Nous entrons, et déjà, l’éclat de cent bougies
Des masques bigarrés éclairait les folies.
À la faveur du bruit, auprès d’un domino,
Une femme parlait ; j’approche. « De Congo,
Lui dit-elle, on croirait que tu reviens sur l’heure ;
Quel air embarrassé ! penses-tu qu’on demeure
Dans un bal, à Paris, au milieu des festins,
Pour contempler le sort des trop faibles humains ?
Sois donc plus gai, crois-moi : vole auprès de ma fille ;
Vous causerez ensemble ; elle est vraiment gentille !
Il faut prendre avec nous le bon ton des Français,
Et quitter cet air sombre ; il ne va qu’aux Anglais.
On aime le plaisir en ce pays aimable :
Être triste pour nous c’est être insupportable.
Nous sommes bien légers ; mais suis mes bons avis :
Il faut prendre en tout tems les mœurs de son pays. »

Le jeune homme, suivant cette mode gentille,
Abandonne la mère, et court près de la fille :
Il lui parle, il l’enchante, et bientôt à son tour
La jeune demoiselle au monsieur fait la cour.
« Que vous êtes heureux ! dit-elle d’un air tendre ;
Chacun veut vous parler, chacun veut vous entendre.

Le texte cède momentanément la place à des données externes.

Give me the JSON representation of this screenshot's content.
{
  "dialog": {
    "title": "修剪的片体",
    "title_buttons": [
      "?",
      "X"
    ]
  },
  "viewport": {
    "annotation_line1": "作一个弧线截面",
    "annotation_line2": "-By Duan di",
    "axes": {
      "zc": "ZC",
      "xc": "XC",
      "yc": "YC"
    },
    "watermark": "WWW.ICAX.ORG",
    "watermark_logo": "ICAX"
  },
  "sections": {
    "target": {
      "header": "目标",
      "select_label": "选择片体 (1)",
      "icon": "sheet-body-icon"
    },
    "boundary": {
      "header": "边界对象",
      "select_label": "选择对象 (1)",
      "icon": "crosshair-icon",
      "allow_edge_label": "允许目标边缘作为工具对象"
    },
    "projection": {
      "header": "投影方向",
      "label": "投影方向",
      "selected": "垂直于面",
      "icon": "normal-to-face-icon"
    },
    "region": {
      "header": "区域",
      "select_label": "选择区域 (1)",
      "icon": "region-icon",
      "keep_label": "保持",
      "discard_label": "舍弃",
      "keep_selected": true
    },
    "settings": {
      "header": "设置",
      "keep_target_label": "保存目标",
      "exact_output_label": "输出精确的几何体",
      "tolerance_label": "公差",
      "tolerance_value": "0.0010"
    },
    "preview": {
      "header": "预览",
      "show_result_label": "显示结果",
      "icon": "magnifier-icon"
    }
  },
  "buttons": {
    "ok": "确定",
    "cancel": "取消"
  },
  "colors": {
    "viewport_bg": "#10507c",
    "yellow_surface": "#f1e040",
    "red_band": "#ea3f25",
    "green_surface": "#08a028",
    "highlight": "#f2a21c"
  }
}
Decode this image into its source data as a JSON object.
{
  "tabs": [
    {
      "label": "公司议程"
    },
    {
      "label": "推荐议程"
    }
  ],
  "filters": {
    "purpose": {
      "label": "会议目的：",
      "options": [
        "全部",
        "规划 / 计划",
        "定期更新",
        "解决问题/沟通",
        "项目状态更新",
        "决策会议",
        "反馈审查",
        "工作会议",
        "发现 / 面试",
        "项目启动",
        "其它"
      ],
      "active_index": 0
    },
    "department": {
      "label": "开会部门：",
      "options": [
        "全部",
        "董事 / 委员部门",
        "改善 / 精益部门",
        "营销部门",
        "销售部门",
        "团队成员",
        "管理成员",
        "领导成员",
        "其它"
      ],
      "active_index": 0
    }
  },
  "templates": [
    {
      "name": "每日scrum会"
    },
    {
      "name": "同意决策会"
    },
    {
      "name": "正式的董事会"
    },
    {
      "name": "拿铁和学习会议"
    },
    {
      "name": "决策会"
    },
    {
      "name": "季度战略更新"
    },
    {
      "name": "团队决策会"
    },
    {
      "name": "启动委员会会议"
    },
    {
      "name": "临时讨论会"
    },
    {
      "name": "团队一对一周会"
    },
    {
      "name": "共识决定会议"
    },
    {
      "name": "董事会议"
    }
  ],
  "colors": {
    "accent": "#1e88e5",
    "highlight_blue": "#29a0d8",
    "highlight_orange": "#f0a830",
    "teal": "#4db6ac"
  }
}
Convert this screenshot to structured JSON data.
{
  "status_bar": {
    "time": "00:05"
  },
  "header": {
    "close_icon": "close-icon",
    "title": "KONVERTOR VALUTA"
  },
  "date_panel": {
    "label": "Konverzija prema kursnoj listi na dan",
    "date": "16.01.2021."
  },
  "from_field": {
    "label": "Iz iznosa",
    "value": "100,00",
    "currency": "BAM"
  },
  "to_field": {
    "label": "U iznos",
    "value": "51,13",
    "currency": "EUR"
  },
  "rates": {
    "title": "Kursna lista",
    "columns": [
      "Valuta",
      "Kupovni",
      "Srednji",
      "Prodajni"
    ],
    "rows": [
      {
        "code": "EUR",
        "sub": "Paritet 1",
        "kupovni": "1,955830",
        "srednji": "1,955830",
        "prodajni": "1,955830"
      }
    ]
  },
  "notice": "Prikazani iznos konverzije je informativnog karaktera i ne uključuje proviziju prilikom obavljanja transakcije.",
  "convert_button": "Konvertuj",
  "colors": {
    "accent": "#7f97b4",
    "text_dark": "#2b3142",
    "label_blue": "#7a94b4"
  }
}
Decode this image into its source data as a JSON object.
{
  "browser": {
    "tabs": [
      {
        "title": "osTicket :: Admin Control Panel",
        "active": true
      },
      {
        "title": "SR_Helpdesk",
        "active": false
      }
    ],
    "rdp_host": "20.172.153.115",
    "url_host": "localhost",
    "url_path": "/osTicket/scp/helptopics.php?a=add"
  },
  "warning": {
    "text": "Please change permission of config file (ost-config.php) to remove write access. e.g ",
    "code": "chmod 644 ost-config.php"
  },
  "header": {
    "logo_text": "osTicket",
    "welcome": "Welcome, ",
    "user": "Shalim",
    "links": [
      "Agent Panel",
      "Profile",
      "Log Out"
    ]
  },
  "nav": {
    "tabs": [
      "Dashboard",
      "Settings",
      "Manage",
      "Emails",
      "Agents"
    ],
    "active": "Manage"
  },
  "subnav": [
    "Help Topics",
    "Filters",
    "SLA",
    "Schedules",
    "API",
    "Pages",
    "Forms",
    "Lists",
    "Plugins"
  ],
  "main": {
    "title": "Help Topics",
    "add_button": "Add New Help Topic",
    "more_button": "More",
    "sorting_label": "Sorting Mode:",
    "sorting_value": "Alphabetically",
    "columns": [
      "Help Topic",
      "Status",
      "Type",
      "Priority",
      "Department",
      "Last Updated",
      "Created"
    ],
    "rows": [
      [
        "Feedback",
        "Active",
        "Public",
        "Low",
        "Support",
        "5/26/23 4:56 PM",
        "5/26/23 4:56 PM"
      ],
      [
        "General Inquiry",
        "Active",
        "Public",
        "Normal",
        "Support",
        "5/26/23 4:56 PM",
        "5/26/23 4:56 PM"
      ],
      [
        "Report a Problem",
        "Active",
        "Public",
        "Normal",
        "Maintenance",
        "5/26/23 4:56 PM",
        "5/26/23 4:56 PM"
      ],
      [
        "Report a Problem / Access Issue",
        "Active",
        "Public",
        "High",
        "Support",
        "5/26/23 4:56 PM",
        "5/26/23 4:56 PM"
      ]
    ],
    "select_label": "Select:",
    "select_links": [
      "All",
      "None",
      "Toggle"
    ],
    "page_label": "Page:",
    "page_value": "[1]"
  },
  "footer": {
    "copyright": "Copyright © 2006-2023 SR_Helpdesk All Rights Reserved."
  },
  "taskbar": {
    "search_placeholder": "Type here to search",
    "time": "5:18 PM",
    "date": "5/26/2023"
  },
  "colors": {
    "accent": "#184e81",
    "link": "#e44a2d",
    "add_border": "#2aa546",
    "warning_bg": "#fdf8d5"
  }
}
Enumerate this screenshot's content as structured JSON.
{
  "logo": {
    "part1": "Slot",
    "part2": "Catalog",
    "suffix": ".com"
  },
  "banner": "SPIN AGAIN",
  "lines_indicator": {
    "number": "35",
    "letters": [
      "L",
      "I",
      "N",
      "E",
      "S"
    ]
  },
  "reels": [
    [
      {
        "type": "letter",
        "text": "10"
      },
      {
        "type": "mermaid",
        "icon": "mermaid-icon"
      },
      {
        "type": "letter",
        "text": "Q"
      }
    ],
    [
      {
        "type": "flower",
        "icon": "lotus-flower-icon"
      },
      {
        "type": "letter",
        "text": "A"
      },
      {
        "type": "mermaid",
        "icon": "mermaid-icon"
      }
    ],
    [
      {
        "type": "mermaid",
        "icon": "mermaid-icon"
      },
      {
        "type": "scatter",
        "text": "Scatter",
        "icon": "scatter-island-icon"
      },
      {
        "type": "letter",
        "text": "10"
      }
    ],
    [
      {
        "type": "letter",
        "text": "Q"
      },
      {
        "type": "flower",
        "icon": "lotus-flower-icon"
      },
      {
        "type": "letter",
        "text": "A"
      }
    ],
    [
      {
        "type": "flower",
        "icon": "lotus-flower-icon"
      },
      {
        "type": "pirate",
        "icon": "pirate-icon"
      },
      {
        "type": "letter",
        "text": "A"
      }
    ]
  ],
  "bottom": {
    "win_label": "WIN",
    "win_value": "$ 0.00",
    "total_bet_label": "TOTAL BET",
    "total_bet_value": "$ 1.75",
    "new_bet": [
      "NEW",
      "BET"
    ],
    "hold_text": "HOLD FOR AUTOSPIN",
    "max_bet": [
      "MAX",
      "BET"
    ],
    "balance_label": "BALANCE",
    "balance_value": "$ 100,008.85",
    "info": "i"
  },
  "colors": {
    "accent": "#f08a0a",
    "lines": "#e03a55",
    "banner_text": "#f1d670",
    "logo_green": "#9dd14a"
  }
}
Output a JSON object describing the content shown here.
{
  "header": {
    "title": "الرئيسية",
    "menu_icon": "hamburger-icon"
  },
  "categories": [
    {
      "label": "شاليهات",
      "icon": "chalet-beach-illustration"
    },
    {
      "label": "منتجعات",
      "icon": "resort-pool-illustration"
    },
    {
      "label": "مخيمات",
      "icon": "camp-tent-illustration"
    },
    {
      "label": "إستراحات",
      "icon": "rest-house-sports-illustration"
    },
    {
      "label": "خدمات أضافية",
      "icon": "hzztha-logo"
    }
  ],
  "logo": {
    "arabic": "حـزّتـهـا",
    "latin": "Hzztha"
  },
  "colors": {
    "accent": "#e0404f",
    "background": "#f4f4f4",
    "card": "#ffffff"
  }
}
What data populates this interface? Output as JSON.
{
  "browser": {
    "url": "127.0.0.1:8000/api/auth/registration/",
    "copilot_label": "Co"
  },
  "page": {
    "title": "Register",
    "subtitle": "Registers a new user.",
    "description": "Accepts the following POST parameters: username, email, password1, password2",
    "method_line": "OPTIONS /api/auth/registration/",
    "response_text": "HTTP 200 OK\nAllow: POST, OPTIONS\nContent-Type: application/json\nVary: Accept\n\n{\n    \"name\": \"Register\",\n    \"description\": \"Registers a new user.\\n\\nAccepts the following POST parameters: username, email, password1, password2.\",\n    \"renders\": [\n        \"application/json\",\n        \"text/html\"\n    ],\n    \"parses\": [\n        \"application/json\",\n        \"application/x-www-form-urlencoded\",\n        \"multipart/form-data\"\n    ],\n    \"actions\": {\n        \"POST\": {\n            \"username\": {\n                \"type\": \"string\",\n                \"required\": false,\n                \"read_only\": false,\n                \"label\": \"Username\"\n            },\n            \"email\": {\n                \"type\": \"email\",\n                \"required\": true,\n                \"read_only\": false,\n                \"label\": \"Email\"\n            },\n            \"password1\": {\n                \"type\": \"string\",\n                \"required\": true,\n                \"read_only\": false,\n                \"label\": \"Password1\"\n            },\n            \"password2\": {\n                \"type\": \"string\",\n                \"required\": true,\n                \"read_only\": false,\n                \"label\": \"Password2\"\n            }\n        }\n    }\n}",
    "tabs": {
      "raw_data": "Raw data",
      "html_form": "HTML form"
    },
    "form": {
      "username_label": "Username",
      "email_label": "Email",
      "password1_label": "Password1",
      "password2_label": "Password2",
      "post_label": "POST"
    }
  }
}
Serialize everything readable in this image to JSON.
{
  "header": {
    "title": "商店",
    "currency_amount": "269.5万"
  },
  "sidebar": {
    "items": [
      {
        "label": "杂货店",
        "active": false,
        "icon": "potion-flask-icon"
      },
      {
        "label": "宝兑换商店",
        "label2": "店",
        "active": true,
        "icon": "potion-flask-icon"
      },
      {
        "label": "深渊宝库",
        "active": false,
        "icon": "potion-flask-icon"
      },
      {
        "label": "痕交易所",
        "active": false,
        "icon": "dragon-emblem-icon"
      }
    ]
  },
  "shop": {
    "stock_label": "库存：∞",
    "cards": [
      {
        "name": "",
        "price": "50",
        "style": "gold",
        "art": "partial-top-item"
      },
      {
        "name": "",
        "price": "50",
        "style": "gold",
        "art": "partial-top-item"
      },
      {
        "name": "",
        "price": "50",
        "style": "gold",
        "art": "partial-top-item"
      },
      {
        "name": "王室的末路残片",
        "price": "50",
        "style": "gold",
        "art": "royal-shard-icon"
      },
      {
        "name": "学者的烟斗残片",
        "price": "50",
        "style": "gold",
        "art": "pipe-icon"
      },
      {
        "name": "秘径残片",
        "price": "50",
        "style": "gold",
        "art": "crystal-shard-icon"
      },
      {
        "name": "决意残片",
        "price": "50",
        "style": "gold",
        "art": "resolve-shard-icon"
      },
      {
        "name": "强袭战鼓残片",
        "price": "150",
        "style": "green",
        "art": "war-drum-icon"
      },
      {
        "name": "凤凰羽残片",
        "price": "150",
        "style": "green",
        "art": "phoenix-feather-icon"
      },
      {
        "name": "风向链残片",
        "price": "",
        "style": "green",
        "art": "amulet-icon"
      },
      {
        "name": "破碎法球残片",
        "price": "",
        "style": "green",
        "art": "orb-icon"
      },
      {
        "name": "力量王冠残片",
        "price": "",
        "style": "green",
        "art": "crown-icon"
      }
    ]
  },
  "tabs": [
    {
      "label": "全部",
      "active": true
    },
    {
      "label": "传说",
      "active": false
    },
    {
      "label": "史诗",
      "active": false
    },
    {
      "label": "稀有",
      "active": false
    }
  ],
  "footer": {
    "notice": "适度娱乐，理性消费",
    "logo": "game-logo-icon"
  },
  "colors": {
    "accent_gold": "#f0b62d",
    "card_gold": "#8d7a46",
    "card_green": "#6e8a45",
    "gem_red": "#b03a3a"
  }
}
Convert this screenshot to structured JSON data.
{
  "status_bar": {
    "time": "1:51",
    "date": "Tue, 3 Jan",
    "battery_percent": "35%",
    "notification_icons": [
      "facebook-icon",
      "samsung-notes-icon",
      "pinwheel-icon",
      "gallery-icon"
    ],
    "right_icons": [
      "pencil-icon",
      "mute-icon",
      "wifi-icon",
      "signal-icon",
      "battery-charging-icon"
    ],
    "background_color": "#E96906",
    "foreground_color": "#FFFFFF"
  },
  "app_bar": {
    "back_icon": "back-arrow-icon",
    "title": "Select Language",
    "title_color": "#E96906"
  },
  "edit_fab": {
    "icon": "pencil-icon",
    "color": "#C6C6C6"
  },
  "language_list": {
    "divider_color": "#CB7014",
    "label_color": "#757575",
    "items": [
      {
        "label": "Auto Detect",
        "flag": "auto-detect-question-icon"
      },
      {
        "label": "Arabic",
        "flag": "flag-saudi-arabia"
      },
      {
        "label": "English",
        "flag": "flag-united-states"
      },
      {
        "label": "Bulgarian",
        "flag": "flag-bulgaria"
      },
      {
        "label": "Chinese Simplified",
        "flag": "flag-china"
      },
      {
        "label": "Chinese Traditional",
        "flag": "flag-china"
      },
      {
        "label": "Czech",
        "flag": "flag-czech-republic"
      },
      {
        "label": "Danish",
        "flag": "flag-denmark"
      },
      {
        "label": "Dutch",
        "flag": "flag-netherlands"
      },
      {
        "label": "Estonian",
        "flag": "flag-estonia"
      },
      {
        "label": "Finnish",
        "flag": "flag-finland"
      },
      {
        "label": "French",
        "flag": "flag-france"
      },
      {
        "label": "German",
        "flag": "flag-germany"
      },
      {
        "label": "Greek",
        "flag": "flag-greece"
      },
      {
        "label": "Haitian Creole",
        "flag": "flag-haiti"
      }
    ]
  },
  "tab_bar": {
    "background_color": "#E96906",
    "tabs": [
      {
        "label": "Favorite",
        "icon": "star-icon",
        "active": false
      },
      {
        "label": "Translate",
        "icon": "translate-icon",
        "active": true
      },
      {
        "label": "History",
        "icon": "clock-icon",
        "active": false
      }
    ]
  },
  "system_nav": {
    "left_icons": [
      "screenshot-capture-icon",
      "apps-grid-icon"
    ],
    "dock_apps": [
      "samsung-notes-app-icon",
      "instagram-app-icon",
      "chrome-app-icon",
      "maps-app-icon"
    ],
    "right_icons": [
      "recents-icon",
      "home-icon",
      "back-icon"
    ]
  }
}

La danse vous déplaît ; vous êtes sérieux :
Que craignez-vous ?… — Je crains le pouvoir de vos yeux,
Belle Circassienne ! Ah ! daignez satisfaire
Un amant qui fera son bonheur de vous plaire ;
Baissez donc votre masque, et montrez à mes yeux
Ces attraits enchanteurs, riches présens des dieux. »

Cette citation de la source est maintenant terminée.